From Uppsala University
New insight into sudden infant death syndrome Sudden infant death syndrome (SIDS) usually affects infants during their first six months of life. The incidence of this disease in Sweden increased during the 1980’s and was approximately one death in 1000 live births in 1990 and was considerably greater in some other countries. After 1992-1993 the incidence of this disease has decreased to a level of approximately one third of that in 1990. This decrease has been considered not only to be associated with the recommendation to parents not to place the babies in the prone position during sleep but also with an intense propaganda to breast feed the infants, and to abstain from smoking during pregnancy and the infant’s first six months of life. In addition to this a too warm sleep environment and excess bedclothing are known risk factors. However, the true mechanisms behind SIDS remain unknown.

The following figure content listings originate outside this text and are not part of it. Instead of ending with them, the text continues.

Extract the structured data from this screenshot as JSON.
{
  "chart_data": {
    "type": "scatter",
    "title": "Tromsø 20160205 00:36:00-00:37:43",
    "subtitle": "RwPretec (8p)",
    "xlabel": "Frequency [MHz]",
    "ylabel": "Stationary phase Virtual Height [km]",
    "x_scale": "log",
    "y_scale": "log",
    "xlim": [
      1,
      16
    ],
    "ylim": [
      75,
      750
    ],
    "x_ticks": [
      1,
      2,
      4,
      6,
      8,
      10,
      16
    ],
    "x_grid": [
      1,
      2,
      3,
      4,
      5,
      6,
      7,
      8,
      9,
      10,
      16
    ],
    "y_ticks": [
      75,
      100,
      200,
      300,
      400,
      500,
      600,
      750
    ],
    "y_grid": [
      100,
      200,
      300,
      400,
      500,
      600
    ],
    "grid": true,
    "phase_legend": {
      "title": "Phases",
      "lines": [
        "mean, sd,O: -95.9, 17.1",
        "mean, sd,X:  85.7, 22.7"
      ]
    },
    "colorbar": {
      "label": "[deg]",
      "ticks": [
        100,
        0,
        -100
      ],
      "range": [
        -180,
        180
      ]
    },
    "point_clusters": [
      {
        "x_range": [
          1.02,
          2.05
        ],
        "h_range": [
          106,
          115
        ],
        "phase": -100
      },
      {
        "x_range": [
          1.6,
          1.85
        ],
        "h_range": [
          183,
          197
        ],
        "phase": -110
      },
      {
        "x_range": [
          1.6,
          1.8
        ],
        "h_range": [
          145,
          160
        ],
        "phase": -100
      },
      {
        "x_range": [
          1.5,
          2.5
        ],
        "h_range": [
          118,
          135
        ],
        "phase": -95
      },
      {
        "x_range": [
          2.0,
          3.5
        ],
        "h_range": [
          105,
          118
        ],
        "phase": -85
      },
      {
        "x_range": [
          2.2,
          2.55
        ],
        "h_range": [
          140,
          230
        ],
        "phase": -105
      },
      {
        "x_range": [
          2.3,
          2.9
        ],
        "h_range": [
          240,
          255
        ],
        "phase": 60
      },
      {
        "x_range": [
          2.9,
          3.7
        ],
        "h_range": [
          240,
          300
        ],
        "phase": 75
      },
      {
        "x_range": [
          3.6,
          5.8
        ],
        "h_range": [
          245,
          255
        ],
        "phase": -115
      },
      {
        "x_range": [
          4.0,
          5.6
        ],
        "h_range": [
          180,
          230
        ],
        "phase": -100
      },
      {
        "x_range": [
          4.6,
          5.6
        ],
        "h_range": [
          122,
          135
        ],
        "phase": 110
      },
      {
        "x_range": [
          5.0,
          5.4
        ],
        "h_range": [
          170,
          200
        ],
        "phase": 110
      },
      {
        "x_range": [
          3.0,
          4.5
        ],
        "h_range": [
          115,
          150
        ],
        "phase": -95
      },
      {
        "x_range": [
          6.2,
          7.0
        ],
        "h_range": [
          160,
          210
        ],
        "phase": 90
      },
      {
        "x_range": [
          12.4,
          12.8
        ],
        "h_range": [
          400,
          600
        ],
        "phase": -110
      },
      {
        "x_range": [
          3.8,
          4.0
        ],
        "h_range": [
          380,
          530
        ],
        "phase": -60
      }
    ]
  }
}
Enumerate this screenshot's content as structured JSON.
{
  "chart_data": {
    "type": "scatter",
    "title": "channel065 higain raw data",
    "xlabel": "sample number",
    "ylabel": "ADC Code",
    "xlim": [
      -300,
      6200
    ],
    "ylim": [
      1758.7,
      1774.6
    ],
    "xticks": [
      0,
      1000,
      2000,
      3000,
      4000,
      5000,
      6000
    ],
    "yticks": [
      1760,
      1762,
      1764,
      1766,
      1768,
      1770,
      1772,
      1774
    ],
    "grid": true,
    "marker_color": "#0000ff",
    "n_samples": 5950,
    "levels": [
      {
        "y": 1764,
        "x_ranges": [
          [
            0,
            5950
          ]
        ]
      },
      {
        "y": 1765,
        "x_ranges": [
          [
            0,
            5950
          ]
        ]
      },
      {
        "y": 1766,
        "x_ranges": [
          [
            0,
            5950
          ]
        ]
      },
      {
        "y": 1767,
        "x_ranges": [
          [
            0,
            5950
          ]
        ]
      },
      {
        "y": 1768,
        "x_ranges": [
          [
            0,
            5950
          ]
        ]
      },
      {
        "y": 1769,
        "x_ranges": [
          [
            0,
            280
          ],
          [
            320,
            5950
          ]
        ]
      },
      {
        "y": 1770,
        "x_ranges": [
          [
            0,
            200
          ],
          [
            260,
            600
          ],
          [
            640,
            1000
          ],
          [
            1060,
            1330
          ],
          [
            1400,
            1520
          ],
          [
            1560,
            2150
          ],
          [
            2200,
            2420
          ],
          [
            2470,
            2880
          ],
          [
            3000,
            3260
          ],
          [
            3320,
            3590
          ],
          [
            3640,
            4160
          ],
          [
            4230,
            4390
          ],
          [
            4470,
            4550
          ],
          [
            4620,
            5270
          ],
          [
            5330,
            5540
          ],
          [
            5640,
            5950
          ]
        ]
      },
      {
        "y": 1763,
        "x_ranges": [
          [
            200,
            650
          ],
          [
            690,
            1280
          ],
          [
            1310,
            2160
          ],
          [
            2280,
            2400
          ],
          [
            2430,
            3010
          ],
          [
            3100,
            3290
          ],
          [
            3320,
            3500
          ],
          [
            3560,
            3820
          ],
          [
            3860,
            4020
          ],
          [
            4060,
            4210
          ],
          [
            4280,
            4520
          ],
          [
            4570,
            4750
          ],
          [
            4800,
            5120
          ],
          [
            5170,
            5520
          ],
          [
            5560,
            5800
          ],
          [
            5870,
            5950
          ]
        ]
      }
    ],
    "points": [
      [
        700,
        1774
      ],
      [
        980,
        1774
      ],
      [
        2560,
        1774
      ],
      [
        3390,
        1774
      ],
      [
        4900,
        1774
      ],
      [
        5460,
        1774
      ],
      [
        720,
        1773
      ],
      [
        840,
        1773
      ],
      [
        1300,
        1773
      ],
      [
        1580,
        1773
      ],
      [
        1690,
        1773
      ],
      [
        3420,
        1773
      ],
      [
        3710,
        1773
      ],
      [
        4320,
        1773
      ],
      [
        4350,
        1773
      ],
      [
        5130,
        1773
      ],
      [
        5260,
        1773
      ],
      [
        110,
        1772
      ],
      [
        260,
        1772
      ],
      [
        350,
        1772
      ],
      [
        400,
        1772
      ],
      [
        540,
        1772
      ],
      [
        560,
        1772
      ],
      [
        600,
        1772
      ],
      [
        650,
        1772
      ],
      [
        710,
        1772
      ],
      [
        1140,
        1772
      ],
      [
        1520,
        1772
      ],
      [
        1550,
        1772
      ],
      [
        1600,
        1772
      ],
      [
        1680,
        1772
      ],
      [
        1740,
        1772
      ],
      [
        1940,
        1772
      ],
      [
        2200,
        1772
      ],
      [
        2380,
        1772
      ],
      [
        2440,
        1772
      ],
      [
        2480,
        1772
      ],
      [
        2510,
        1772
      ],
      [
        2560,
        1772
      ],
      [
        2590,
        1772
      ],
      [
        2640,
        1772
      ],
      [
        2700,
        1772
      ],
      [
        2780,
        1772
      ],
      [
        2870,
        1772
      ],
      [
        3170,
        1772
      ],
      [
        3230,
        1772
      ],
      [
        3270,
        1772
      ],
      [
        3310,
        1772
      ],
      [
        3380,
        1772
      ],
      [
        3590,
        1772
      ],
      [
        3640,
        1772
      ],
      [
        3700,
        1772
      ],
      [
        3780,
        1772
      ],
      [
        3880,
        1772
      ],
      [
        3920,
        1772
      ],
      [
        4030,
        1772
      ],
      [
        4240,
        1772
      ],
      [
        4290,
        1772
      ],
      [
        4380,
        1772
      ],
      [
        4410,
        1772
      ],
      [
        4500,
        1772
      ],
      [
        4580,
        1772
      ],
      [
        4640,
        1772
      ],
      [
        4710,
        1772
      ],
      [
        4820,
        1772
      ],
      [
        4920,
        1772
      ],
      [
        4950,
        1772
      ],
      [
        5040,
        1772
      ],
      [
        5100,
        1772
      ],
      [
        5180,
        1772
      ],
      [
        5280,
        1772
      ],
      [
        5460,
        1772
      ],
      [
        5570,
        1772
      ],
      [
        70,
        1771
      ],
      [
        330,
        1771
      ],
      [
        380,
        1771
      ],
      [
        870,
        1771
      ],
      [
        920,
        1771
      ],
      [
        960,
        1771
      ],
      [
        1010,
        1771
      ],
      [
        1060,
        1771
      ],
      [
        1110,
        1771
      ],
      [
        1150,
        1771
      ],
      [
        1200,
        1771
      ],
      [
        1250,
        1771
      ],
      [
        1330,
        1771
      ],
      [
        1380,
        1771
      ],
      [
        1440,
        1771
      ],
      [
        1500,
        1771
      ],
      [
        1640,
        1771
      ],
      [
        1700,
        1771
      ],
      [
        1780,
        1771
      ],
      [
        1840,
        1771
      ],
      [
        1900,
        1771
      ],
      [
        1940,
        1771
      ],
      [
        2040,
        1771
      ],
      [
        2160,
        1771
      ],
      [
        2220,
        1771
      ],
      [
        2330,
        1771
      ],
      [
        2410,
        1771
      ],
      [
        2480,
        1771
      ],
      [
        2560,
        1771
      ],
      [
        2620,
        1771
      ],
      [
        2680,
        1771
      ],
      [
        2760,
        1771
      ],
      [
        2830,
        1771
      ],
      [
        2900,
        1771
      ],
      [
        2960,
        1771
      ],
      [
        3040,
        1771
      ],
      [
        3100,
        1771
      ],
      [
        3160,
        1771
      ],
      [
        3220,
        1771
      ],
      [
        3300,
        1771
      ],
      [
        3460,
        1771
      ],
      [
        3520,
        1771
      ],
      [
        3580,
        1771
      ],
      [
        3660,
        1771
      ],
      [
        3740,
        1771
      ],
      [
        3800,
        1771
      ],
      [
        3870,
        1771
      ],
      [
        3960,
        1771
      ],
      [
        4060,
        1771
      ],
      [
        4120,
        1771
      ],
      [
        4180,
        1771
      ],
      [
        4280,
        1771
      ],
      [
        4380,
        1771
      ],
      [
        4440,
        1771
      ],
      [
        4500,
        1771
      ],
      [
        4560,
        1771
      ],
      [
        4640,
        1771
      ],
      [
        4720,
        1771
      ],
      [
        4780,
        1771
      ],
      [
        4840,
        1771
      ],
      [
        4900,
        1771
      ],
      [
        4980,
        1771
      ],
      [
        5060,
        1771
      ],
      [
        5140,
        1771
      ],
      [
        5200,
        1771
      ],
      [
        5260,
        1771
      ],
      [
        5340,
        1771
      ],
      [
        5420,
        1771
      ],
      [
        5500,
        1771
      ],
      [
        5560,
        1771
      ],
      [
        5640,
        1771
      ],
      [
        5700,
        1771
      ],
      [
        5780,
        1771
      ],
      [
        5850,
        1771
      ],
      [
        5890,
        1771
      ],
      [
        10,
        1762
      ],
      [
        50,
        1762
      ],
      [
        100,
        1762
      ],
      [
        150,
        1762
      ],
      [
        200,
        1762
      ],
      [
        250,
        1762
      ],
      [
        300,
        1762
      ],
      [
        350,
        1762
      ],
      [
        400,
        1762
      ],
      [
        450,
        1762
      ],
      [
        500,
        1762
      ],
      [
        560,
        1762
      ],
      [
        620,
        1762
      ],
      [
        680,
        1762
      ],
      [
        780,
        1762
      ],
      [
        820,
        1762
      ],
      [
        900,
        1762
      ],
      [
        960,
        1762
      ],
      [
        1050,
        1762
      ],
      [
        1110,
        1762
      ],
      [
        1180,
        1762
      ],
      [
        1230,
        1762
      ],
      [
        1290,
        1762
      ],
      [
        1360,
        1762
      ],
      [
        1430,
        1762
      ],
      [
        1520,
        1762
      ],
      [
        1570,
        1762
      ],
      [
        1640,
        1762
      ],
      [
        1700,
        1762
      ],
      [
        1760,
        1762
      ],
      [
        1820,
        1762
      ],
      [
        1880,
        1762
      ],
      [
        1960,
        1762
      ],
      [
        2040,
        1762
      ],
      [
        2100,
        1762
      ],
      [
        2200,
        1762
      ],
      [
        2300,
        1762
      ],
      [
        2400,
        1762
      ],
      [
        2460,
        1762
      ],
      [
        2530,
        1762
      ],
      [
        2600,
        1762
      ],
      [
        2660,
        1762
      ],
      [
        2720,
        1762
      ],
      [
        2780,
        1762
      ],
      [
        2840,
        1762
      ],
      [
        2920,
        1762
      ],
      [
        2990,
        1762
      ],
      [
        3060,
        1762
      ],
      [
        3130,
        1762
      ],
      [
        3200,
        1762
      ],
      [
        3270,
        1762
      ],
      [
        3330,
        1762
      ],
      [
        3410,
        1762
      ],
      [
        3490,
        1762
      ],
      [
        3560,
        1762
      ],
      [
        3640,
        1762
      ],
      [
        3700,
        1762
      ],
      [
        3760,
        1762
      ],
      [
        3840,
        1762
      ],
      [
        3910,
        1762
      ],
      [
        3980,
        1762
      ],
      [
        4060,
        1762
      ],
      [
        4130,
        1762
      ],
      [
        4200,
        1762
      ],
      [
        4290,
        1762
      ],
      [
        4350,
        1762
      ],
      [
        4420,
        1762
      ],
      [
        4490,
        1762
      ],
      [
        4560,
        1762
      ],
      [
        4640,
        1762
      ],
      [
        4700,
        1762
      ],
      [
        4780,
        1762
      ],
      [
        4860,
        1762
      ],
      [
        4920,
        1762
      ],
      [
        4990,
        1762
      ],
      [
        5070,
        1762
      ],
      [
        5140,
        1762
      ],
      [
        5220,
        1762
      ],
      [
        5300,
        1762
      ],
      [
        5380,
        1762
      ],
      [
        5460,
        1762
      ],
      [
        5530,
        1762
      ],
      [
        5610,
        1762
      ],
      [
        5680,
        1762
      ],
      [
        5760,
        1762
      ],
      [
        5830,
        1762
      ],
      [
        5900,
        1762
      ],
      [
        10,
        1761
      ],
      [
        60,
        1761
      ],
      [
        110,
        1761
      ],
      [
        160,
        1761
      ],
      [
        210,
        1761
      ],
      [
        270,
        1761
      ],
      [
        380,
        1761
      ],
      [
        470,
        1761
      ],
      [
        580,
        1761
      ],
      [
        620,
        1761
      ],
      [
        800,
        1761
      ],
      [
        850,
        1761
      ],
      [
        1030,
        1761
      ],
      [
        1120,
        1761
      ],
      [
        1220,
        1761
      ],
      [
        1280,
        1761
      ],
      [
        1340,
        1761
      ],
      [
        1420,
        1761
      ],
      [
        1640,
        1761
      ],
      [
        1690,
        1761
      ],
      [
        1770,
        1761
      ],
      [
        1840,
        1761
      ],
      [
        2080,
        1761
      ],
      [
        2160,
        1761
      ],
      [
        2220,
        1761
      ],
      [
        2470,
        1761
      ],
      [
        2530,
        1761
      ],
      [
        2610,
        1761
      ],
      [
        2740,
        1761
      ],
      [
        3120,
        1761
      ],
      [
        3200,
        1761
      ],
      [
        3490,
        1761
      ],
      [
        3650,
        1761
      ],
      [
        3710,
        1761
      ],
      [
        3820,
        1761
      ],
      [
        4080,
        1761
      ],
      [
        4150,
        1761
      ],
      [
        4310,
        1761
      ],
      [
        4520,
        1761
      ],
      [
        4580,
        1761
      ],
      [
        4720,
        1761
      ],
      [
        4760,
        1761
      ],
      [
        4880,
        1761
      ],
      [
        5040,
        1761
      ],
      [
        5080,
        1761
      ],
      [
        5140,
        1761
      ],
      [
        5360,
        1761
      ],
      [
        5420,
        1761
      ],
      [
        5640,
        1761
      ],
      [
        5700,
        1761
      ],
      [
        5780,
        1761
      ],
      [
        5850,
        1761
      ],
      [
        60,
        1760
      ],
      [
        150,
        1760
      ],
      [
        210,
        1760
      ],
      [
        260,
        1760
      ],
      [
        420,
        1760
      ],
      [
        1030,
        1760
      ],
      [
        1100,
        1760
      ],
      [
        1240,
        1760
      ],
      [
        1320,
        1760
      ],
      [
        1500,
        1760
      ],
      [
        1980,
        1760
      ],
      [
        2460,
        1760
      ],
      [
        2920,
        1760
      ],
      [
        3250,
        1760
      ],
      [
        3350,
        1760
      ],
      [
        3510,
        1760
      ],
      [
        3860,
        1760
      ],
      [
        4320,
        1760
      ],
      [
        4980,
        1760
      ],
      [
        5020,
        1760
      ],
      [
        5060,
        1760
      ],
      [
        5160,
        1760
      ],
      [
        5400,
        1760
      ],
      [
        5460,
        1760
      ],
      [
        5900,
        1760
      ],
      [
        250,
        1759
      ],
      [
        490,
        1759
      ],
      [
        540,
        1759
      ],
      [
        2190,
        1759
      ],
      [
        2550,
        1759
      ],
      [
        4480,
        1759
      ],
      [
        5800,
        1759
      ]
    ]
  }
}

In 1997 professor Lars Wiklund and his co-workers published results that demonstrated that victims of SIDS, in contrast to those who died from other causes, had an enteric microflora that was not capable of metabolising urea to ammonium ion, urea being a natural component of both human breast milk and cow’s milk. The hypothesis was that this resulted in alkalinisation of the baby that was forced to compensate by lowering of the carbon dioxide elimination by reducing the pulmonary ventilation. This could lead to unconsciousness and worsen breathing. Unless this sequence of events was stopped it could result in death. The hypothesis is in agreement with previously recognised risk factors. The prone position e.g. results in a higher body temperature which leads to a higher carbon dioxide tension and subsequently sometimes to unconsciousness and an increased risk of death. In the same study it was also shown that the urea metabolising enteric bacteria produce nitric oxide in small amounts, the concentration of which was correlated to the remaining unmetabolised urea content in faeces. It was also shown that very small amounts of nitrate and nitrite inhibit the urea metabolism of the enteric microflora.
As nitrate in these small concentrations could inhibit the urea metabolism of urea it could be presumed that the nitrate content in drinking water could contribute to the occurrence of SIDS especially as the concentration of nitrate in groundwater and drinking water is known to vary, being greatest during early spring, and least during summer and during winter when the soil is frozen. It is well known that the incidence of the disease has a similar pattern. In order to elucidate the possible effects of nitrate in the drinking water Mary George and her co-workers at Uppsala University examined slightly more than 600 SIDS cases that occurred during the period 1990 to 1996 in Sweden. The results showed that the deaths in the far north occurred during the time when practically no SIDS deaths at all occurred in the south of the country. The results also showed that there was an association between the time when the deaths occurred and increasing or maximal groundwater levels as well as between the local incidence of deaths and the maximally recorded nitrate concentration in drinking water.
The conclusion so far would be that the hypothesis of an inhibited enteric bacterial metabolism of urea as one cause of SIDS still seems to be interesting and possibly valid.
The investigation, that was conducted by the pediatric anaesthesist Mary George in co-operation with the professor of cancer epidemiology Lars Holmberg, the water geologists Mats Aastrup, Jan Pousette and Bo Thunholm, the professor of forensic medicine Tom Saldeen and the professor of anaesthesiology Lars Wiklund has just been published in the December issue of the European Journal of Clinical Investigation.